Many students, such as Brazil-bound Psychology major Angela Rimmer ’16, have never set foot on international soil. Moments away from boarding a bus that’ll take her and classmates to the airport, she reflected on her excitement. “I’m anxious to experience a different culture and how they live down there,” she says. “I imagine we’re going to be weird to Brazilians in some way. When foreigners come here, we notice their different customs and cultural habits—it’s going to be really interesting being the one being noticed.”

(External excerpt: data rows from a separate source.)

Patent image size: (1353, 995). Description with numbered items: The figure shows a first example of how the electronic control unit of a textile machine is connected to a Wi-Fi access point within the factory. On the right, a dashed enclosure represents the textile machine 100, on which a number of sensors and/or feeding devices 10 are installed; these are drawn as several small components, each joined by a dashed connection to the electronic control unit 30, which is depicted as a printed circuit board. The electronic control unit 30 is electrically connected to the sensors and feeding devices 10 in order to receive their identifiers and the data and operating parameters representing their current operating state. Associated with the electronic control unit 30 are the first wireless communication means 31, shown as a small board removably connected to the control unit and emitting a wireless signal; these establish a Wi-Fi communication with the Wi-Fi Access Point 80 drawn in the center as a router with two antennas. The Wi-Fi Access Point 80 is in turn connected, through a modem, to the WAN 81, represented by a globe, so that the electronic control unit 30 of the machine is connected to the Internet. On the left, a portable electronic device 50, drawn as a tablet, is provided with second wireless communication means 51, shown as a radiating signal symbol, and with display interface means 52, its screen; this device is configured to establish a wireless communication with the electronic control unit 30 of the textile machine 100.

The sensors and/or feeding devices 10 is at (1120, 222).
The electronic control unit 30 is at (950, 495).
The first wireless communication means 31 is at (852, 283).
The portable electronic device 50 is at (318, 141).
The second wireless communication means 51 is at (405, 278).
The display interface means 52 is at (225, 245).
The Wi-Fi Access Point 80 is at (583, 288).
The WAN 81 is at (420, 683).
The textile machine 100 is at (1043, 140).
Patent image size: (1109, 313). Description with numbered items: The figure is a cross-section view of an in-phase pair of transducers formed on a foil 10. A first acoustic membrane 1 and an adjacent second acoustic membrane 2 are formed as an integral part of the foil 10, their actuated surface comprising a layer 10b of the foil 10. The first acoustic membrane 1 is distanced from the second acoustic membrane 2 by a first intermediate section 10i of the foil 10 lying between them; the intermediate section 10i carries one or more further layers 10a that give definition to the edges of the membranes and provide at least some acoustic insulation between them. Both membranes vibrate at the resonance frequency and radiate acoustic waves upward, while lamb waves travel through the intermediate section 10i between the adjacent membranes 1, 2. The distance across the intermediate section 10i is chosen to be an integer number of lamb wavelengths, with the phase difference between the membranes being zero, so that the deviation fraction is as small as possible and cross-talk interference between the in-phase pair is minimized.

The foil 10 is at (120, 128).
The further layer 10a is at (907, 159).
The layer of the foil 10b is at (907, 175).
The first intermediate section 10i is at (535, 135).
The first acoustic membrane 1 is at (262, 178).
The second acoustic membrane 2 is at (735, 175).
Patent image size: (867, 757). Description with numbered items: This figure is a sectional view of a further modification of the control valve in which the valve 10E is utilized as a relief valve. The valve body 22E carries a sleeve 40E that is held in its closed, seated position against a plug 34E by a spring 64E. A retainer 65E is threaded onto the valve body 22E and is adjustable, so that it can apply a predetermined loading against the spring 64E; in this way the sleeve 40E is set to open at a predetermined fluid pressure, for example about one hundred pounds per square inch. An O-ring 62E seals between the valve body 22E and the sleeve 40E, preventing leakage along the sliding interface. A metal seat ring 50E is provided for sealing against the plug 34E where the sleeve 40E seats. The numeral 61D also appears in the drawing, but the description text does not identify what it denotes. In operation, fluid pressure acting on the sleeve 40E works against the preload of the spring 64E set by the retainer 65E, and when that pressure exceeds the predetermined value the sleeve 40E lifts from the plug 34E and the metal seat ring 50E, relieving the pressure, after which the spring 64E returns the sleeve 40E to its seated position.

Other students, including Marissa Cecere ’16, Brooke Barrett ’16 and Janelle Crilley ’16, are experienced global learners: They participated in Arcadia’s distinctive First Year Study Abroad Experience (FYSAE) during the fall 2012 semester. Bound for Costa Rica, they’re most excited about the subject matter of their course Nature, Bilingualism and Education at Home and in the Cloud Forest. “I’m really looking forward to working with the kids because an aspect of our course focuses on bilingualism,” says Crilley. “We visited a bilingual school in Philly several times and now we’re going to a bilingual school in Costa Rica to compare and contrast the two.”
First-year and transfer students, faculty and staff are headed to Athens, Greece; Berlin, Germany; São Paulo, Brazil; Paris, France; Xi’an, China; Havana, Cuba; Dublin and Belfast, Ireland; Edinburgh, Scotland; Galway, Ireland; Jerusalem; Seoul, South Korea; London, England; Bucharest, Romania; Rome, Italy; Port of Spain, Trinidad; Puebla, Mexico; Monteverde, Costa Rica; Vienna and Salzburg, Austria and Sicily, Italy.